New AI System Enables Machines That See the World More Like Humans Do

Every once in a while, computer vision systems draw conclusions about a scene that are illogical. A robot may, for example, ignore a bowl that is clearly visible to any human observer while processing a scene depicting a dinner table, estimate that a plate is floating above the table, or misinterpret a fork as penetrating rather than leaning against a bowl.

When a computer vision system is applied to a self-driving car, the stakes become significantly higher — for example, it has been demonstrated that such systems fail to detect emergency vehicles and pedestrians crossing the street on the road.

These issues were addressed by researchers at the Massachusetts Institute of Technology, who developed a framework that allows machines to perceive the world more naturally than humans do. Its new artificial intelligence system for scene analysis learns to perceive real-world objects from a small number of images, and then interprets scenes in terms of the objects that have been taught to it.
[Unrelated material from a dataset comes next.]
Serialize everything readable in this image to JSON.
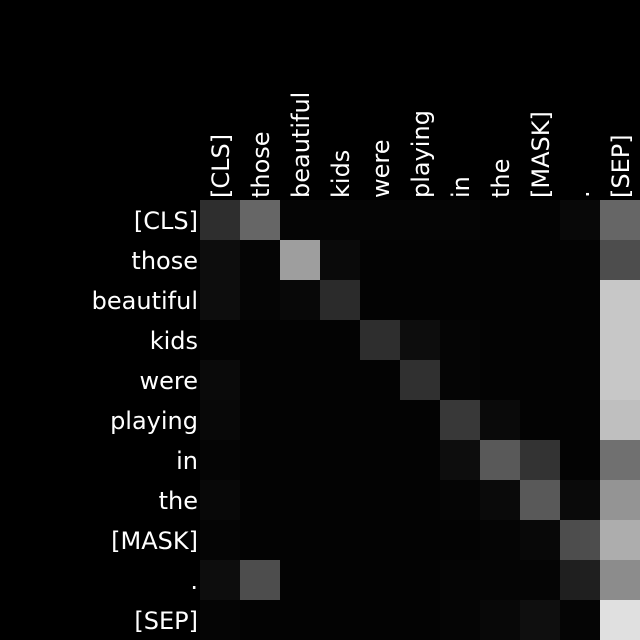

Using probabilistic programming, the researchers created a framework that allows the system to compare detected objects to input data in order for it to determine whether or not the images captured by a camera are a likely match for any candidate scene. It is possible for the system to determine whether mismatches are most likely caused by noise or by errors in scene interpretation that require correction through additional processing by using probabilistic inference.

This common-sense safeguard allows the system to detect and correct a large number of errors that are common to “deep-learning” approaches used in computer vision, as well as a variety of other errors. Also possible through the use of probabilistic programming is the inference of probable contact relationships between objects in a scene, as well as the application of commonsense reasoning to infer more precise positions for objects.

“If you are not aware of the contact relationships, you could argue that an object is floating above the table, which would be a reasonable explanation in this situation. As humans, we understand that this is physically impossible and that the object resting on the table’s surface is a more likely pose in this situation. Because our reasoning system is cognizant of this type of information, it is capable of inferring more precise poses from our observations. This is a crucial insight gained from this work “Nishad Gothoskar, a PhD student in electrical engineering and computer science (EECS) at the Probabilistic Computing Project and the lead author of the paper, explains why.

This research has the potential to improve the performance of computer perception systems that must interpret complex arrangements of objects, such as a robot tasked with cleaning a cluttered kitchen, in addition to increasing the safety of self-driving cars.

By admin

Leave a Reply

Your email address will not be published.